The role of programmed ventricular stimulation (PVS) in identifying Brugada syndrome patients at highest risk for sudden death is uncertain.
We performed a systematic review and pooled analysis of prospective observational studies of Brugada syndrome patients without a history of sudden cardiac arrest who underwent PVS. We estimated incidence rates and relative hazards of cardiac arrest or ICD shock. We analyzed individual-level data from 8 studies, comprising 1312 patients who experienced 65 cardiac events (median follow-up of 38.3 months). A total of 527 patients were induced into arrhythmias with up to triple extrastimuli. Induction was associated with cardiac events during follow-up (HR 2.66, 95%CI 1.44–4.92, P<0.001), with the greatest risk observed among those induced with single or double extrastimuli. Annual event rates varied substantially by syncope history, presence of spontaneous type 1 ECG pattern, and arrhythmia induction. The lowest risk occurred in individuals without syncope and with drug-induced type 1 patterns (0.23%, 95%CI 0.05–0.68 [no induced arrhythmia with up to double extrastimuli]; 0.45%, 95%CI 0.01–2.49 [induced arrhythmia]) and the highest risk occurred in individuals with syncope and spontaneous type 1 patterns (2.55%, 95%CI 1.58–3.89 [no induced arrhythmia]; 5.60%, 95%CI 2.98–9.58 [induced arrhythmia]).

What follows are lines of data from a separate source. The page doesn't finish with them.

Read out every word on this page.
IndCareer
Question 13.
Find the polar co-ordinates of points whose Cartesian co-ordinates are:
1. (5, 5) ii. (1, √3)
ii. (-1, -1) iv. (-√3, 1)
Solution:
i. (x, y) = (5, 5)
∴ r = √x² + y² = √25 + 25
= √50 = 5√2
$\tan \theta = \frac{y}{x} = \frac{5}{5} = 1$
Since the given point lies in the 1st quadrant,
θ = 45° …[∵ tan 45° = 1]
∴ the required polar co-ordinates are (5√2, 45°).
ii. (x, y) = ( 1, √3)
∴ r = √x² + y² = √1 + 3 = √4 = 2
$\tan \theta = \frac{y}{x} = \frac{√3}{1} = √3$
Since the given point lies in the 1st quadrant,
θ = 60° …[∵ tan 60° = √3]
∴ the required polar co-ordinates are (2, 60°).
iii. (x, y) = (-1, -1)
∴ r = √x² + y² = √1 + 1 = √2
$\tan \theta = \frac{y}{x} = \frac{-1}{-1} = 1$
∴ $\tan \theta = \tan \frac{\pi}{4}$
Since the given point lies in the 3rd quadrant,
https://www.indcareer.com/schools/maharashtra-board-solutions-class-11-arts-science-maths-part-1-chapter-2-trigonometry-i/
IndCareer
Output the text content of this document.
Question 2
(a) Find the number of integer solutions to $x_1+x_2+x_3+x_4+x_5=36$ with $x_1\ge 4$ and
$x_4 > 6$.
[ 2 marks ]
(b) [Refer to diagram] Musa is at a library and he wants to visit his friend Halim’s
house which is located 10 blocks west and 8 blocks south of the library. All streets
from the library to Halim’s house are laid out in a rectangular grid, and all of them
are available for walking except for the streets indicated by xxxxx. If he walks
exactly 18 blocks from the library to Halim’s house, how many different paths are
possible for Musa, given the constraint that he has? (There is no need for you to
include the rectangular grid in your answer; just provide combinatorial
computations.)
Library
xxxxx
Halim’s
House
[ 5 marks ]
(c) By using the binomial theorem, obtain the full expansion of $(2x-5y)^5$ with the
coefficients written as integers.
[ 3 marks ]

In Brugada syndrome patients, arrhythmias induced with PVS are associated with future ventricular arrhythmia risk. Induction with fewer extrastimuli is associated with higher risk. However, clinical risk factors are important determinants of arrhythmia risk, and lack of induction does not necessarily portend low ventricular arrhythmia risk particularly in patients with high-risk clinical features.